For a successful example of militant class-struggle tactics, we need only to look across the northern border. Earlier this month, the Canadian Union of Public Employees (CUPE), which represents education workers, defied reactionary “back to work” legislation and struck illegally. The CUPE workers forced the government to rescind said legislation after the strike risked becoming a general strike. To ensure real victories for academic workers, bold tactics like this must be emulated in this country!
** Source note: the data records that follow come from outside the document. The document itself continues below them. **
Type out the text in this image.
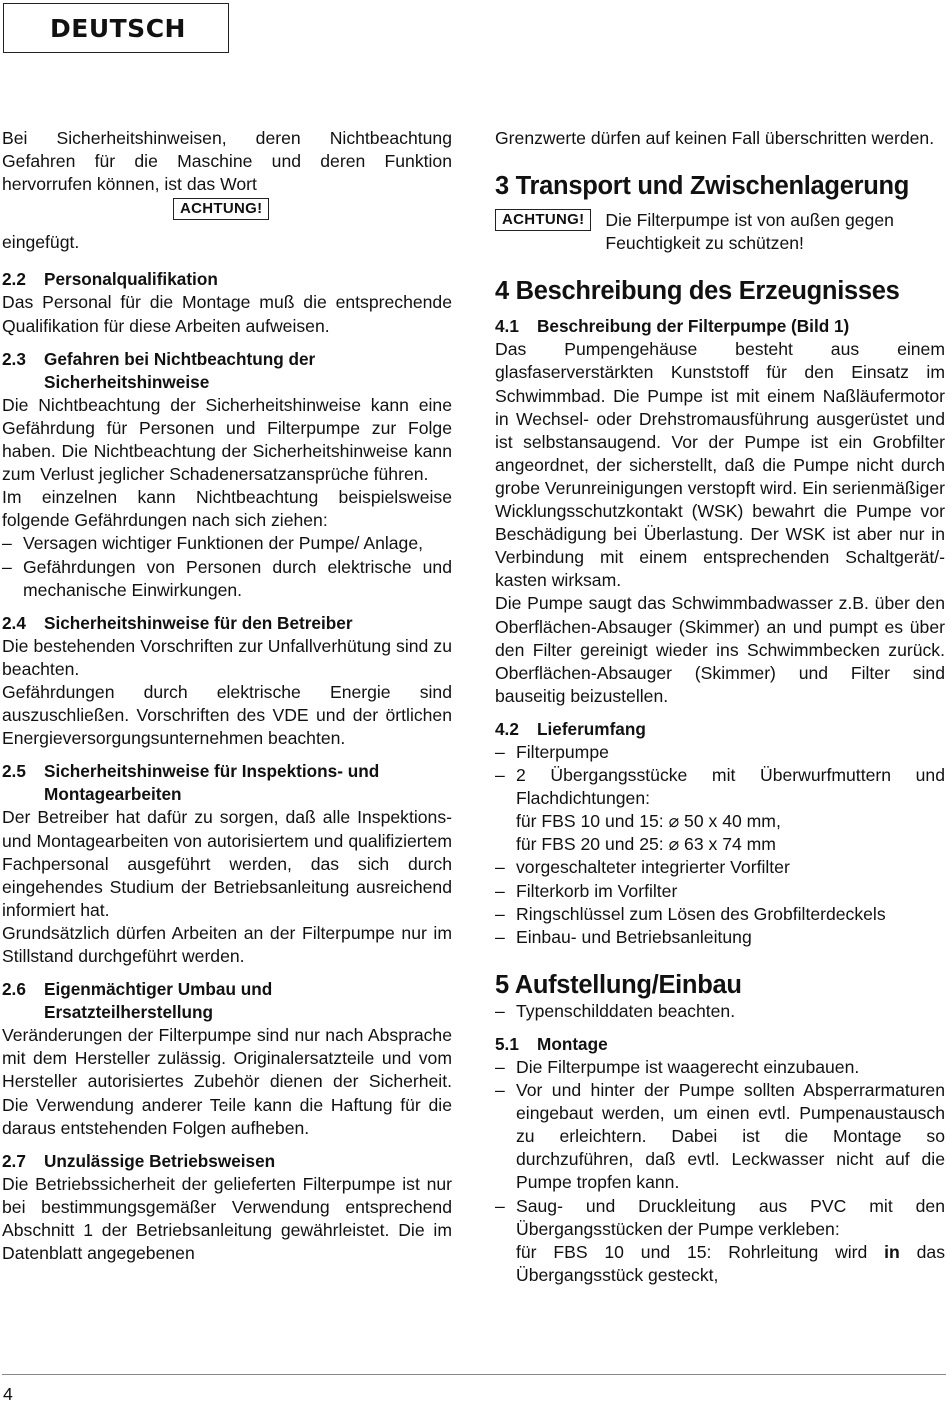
DEUTSCH

Bei Sicherheitshinweisen, deren Nichtbeachtung Gefahren für die Maschine und deren Funktion hervorrufen können, ist das Wort

ACHTUNG!

eingefügt.

2.2 Personalqualifikation

Das Personal für die Montage muß die entsprechende Qualifikation für diese Arbeiten aufweisen.

2.3 Gefahren bei Nichtbeachtung der
Sicherheitshinweise

Die Nichtbeachtung der Sicherheitshinweise kann eine Gefährdung für Personen und Filterpumpe zur Folge haben. Die Nichtbeachtung der Sicherheitshinweise kann zum Verlust jeglicher Schadenersatzansprüche führen.

Im einzelnen kann Nichtbeachtung beispielsweise folgende Gefährdungen nach sich ziehen:

– Versagen wichtiger Funktionen der Pumpe/ Anlage,
– Gefährdungen von Personen durch elektrische und mechanische Einwirkungen.

2.4 Sicherheitshinweise für den Betreiber

Die bestehenden Vorschriften zur Unfallverhütung sind zu beachten.

Gefährdungen durch elektrische Energie sind auszuschließen. Vorschriften des VDE und der örtlichen Energieversorgungsunternehmen beachten.

2.5 Sicherheitshinweise für Inspektions- und
Montagearbeiten

Der Betreiber hat dafür zu sorgen, daß alle Inspektions- und Montagearbeiten von autorisiertem und qualifiziertem Fachpersonal ausgeführt werden, das sich durch eingehendes Studium der Betriebsanleitung ausreichend informiert hat.

Grundsätzlich dürfen Arbeiten an der Filterpumpe nur im Stillstand durchgeführt werden.

2.6 Eigenmächtiger Umbau und
Ersatzteilherstellung

Veränderungen der Filterpumpe sind nur nach Absprache mit dem Hersteller zulässig. Originalersatzteile und vom Hersteller autorisiertes Zubehör dienen der Sicherheit. Die Verwendung anderer Teile kann die Haftung für die daraus entstehenden Folgen aufheben.

2.7 Unzulässige Betriebsweisen

Die Betriebssicherheit der gelieferten Filterpumpe ist nur bei bestimmungsgemäßer Verwendung entsprechend Abschnitt 1 der Betriebsanleitung gewährleistet. Die im Datenblatt angegebenen

Grenzwerte dürfen auf keinen Fall überschritten werden.

3 Transport und Zwischenlagerung

ACHTUNG!	Die Filterpumpe ist von außen gegen Feuchtigkeit zu schützen!

4 Beschreibung des Erzeugnisses

4.1 Beschreibung der Filterpumpe (Bild 1)

Das Pumpengehäuse besteht aus einem glasfaserverstärkten Kunststoff für den Einsatz im Schwimmbad. Die Pumpe ist mit einem Naßläufermotor in Wechsel- oder Drehstromausführung ausgerüstet und ist selbstansaugend. Vor der Pumpe ist ein Grobfilter angeordnet, der sicherstellt, daß die Pumpe nicht durch grobe Verunreinigungen verstopft wird. Ein serienmäßiger Wicklungsschutzkontakt (WSK) bewahrt die Pumpe vor Beschädigung bei Überlastung. Der WSK ist aber nur in Verbindung mit einem entsprechenden Schaltgerät/-kasten wirksam.

Die Pumpe saugt das Schwimmbadwasser z.B. über den Oberflächen-Absauger (Skimmer) an und pumpt es über den Filter gereinigt wieder ins Schwimmbecken zurück. Oberflächen-Absauger (Skimmer) und Filter sind bauseitig beizustellen.

4.2 Lieferumfang

– Filterpumpe
– 2 Übergangsstücke mit Überwurfmuttern und Flachdichtungen:
für FBS 10 und 15: ⌀ 50 x 40 mm,
für FBS 20 und 25: ⌀ 63 x 74 mm
– vorgeschalteter integrierter Vorfilter
– Filterkorb im Vorfilter
– Ringschlüssel zum Lösen des Grobfilterdeckels
– Einbau- und Betriebsanleitung

5 Aufstellung/Einbau

– Typenschilddaten beachten.

5.1 Montage

– Die Filterpumpe ist waagerecht einzubauen.
– Vor und hinter der Pumpe sollten Absperrarmaturen eingebaut werden, um einen evtl. Pumpenaustausch zu erleichtern. Dabei ist die Montage so durchzuführen, daß evtl. Leckwasser nicht auf die Pumpe tropfen kann.
– Saug- und Druckleitung aus PVC mit den Übergangsstücken der Pumpe verkleben:
für FBS 10 und 15: Rohrleitung wird in das Übergangsstück gesteckt,
4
One key lesson to learn from the history of the labor movement, including the recent victory in Canada, is that the workers can only rely on their own strength. While some Democratic politicians have come out in support of some of these university strikes, this must be taken for what it is—empty pandering. The Democrats may talk the talk, but talk is cheap and they never walk the walk. History shows time and again that what little they give with the left hand they will eventually take back with the right. Nor are the courts and the National Labor Relations Board (NLRB) friends of our class. This is exactly why these universities are actively looking for “third party arbiters”—they know that any “third party” outside the labor movement will side with them.
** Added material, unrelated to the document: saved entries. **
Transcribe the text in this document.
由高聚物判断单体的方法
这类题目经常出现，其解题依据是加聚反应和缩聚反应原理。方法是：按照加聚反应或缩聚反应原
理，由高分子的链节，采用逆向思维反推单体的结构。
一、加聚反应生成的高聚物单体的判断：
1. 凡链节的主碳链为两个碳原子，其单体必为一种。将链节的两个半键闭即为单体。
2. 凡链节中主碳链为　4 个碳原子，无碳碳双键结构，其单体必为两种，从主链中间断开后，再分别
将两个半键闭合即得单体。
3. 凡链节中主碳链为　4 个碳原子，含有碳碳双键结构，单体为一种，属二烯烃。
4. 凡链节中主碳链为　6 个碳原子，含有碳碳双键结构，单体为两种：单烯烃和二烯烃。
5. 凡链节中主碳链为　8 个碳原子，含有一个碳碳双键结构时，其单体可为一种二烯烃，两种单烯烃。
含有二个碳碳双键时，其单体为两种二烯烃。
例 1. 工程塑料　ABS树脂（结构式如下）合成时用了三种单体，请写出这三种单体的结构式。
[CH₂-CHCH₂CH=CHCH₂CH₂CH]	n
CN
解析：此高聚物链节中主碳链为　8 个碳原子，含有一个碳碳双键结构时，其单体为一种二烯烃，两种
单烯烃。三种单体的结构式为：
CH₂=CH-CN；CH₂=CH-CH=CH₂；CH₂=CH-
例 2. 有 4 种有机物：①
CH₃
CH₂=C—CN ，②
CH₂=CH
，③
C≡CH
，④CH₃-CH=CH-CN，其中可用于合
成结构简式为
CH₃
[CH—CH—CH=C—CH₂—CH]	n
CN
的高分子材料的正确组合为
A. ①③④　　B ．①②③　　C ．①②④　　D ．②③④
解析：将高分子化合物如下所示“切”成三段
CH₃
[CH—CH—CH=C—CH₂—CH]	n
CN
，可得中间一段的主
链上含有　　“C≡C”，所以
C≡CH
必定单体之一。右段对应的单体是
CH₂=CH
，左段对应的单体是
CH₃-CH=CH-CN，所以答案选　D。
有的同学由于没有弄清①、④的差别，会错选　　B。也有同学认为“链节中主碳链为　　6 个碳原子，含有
Undergraduates can play a big role by supporting the striking workers. Indeed, solidarity from the broader student body will go a long way for the workers. The part-time faculty at the New School prepared for their strike by having “strike schools” for sympathetic workers and students. The results have been visible in the form of massive picket lines!
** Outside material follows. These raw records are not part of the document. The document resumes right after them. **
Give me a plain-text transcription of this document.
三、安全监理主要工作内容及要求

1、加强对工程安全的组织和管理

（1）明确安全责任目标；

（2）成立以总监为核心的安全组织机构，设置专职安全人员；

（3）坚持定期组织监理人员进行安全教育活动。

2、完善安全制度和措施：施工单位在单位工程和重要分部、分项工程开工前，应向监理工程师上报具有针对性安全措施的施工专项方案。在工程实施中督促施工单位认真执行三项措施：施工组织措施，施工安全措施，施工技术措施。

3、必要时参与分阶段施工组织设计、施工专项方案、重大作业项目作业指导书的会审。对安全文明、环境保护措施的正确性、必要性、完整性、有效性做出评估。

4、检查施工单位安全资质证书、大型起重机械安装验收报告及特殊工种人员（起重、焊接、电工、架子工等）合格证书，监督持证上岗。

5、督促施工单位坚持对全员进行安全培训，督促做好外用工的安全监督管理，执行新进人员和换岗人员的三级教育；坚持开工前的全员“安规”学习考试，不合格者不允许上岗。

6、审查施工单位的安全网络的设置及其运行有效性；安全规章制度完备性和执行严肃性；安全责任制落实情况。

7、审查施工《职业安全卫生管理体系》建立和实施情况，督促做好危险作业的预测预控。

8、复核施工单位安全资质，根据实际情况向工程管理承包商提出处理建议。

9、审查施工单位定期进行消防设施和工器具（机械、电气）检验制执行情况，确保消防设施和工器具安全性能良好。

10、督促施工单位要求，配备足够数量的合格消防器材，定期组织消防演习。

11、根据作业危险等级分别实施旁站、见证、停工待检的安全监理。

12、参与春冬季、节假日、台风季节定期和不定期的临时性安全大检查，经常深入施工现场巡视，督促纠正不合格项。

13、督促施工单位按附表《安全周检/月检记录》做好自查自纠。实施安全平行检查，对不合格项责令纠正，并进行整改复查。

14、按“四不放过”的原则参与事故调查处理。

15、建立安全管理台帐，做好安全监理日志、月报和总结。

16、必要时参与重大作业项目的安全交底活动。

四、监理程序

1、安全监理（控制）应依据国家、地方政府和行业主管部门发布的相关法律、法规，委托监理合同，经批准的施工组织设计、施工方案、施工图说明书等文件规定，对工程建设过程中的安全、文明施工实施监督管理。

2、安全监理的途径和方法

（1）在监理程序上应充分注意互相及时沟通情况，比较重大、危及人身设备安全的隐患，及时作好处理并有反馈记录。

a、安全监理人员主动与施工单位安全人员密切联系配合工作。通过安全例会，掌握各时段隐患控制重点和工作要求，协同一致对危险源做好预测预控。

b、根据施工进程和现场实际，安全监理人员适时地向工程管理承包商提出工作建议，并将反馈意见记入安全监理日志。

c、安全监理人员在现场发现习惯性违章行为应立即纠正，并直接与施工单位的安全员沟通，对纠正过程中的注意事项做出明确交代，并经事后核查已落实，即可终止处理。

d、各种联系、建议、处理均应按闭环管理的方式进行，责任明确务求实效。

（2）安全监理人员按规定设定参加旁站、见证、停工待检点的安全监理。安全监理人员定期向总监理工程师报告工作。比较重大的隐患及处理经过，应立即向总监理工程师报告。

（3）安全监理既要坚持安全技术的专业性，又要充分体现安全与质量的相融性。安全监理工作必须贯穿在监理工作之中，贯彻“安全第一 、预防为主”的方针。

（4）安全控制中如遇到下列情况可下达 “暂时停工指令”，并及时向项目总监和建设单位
And socialists, whether workers, students, on campus or off, also have a role to play. Marxist student clubs and societies must mobilize to support the workers while bringing a class-independent program to the picket lines. They can also offer a platform for striking workers to speak and spread news of their struggle. Socialists and communists in education unions should build rank-and-file caucuses to fight for even more militancy and bold demands. The CUPE strike in Canada shows that even a small Marxist presence in a union can have a big effect! And of course, students and workers must unite in campaigns against crossing the picket lines. Above all they must all understand the deep meaning of labor’s defining slogan: An injury to one is an injury to all!
The only thing university administrators will understand is hard-line class militancy. Campus workers know a thing or two about class. But instead of teaching class, now is the time to fight as a class. Not class-action lawsuits, but class action—militant working-class action. That is the way forward!